Com o tema “Desafios à responsabilização das empresas e o sistema de justiça”, a coordenadora de Direitos Humanos e Empresas no MDHC, Beatriz Nogueira, mediou o encontro virtual ao provocar os convidados com a pergunta “Quais são as limitações que o sistema judiciário enfrenta ao tratar de violações de direitos humanos cometidas por empresas, sejam nacionais ou transnacionais, que operam no Brasil?”.
Professora do Departamento de Ciências Sociais na Universidade Federal do Espírito Santo, Cristiana Losekann, ressaltou que em conflitos socioambientais, por exemplo, há a presença de empresas. “O sistema de justiça é central nesse conflito. E as pessoas atingidas não terão o mesmo grau de influência sobre o sistema de justiça que as empresas têm”, ressaltou a cientista política, destacando que movimentos sociais e comunidades locais sempre estão em situação de desvantagem.
Para enfrentar a impunidade, Cristiana sugeriu o fortalecimento de instâncias como Ministério Público e Defensoria Pública e garantia de mecanismos de mediação e negociação que não se submetam aos interesses de grandes empresas, ignorando a atuação do Estado. “No caso brasileiro, as empresas vão sempre preferir fazer acordo. Ou seja, a legislação é vista como algo ruim, como se fosse um empecilho aos negócios”, exemplificou.
Acesso à justiça
Sobre a atuação internacional, o professor e doutor em Direito Comercial na USP Carlos Portugal Gouvêa comparou as ações civis-públicas do Brasil às ações coletivas utilizadas em países europeus e norte-americanos, e aponta para uma desvantagem nas experiências da países do Sul Global diante desse aspecto jurídico.
“No caso brasileiro, perdemos um movimento importante que acompanhou a área de direitos humanos e negócios, que foi a expansão e a globalização das ações de classe, que se iniciaram nos EUA na década de 1970. América Latina e a África não têm esse modelo”, destacou, sugerindo mudanças legislativas para haver ações de classe.
De acordo com o especialista, a vantagem se dá no aspecto de que quem move as ações coletivas são as vítimas. “A ação de classe se dá quando uma pessoa entra com ação que pede para que um coletivo seja reconhecido – o que beneficia o grupo inteiro. Isso também faz com que se tenha financiamento mais adequado”, explicou ao defender que esse processo aumentaria o poder das pessoas atingidas, diminuindo pressões por fazer acordos que, em geral, beneficiam as empresas.
Formação e monitoramento
Além de enfrentar as disparidades entre o poder econômico das empresas e ausências no cumprimento e garantias de direitos de pessoas atingidas, o encontro explorou a importância da formação acadêmica em direitos humanos por atores do sistema de justiça, como afirma o representante da Rede Nacional de Advogados e Advogadas Populares (Renap), o professor Emiliano Maldonado.

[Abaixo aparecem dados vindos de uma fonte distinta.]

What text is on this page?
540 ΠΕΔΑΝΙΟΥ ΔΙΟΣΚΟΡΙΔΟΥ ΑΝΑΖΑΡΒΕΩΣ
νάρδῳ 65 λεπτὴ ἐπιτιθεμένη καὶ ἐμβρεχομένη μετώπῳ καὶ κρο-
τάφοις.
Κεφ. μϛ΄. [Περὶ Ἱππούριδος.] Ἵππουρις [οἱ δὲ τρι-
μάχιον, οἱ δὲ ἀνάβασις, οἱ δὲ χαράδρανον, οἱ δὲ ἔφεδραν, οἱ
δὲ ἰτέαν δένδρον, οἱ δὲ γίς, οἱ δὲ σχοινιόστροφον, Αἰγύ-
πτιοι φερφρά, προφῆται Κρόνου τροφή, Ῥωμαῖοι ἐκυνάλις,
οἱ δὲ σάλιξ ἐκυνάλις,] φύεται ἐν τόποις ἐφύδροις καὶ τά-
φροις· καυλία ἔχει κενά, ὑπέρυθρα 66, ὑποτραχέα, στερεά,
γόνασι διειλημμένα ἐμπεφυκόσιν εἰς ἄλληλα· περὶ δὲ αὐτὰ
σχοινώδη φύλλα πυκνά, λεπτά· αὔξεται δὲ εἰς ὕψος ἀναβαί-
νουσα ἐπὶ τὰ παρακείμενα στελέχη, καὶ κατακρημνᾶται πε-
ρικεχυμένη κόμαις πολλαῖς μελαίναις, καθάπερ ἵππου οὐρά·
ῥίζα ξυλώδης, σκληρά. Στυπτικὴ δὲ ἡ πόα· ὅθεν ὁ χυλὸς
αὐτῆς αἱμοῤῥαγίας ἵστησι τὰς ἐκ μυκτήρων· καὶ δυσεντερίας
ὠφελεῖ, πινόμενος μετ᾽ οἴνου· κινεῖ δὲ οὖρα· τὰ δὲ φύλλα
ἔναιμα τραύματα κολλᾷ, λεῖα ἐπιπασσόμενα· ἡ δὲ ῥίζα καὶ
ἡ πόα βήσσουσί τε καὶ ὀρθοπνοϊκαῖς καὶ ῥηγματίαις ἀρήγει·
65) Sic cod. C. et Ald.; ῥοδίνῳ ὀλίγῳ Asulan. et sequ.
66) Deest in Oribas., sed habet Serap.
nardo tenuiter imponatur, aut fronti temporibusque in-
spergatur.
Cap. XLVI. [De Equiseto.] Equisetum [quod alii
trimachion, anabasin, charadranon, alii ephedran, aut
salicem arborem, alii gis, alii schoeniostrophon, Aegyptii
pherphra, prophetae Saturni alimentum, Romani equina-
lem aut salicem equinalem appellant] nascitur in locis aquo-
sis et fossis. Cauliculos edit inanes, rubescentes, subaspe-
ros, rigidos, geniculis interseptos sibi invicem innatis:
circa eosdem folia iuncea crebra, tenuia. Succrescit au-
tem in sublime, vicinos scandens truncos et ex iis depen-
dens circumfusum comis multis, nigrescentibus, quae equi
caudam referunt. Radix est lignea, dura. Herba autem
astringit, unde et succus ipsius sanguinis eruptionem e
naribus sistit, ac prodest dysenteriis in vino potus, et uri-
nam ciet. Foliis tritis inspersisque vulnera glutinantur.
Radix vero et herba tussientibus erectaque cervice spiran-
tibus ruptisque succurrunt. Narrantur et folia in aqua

“Boa parte do sistema de justiça não possui formação adequada em direitos humanos e desconsideram os avanços em tratados internacionais. A gente tem uma carência na formação [acadêmica] da magistratura”, denunciou o advogado. Para enfrentar essa realidade, ele defende maior participação de povos originários e comunidades tradicionais no tema para garantia do direito à informação.
Para tanto, o advogado popular sugeriu a criação de canais públicos, como observatórios, para monitoramento das atividades empresariais, em especial aquelas que já cometeram violações de direitos humanos.
Raízes desiguais
Em sua fala, Emiliano ressaltou o contexto de extrema violação de direitos humanos nas empresas ao frisar as raízes brasileiras como traço da mesma linha histórica. “É preciso compreender as mazelas oriundas da nossa formação histórica, social e econômica marcada pelo colonialismo, racismo e estruturas nas quais os interesses das corporações sempre foram defendidos”, contextualizou o advogado.
Nessa mesma linha de pensamento, o presidente do Instituto Luiz Gama, Renato Aparecido Gomes, advogado e acadêmico negro, usou da cultura africana para relembrar a imagem de Sankofa, símbolo da ancestralidade, representado por um pássaro que está voando, mas olhando para trás. “A gente deve avançar, mas sempre considerando nossas origens”.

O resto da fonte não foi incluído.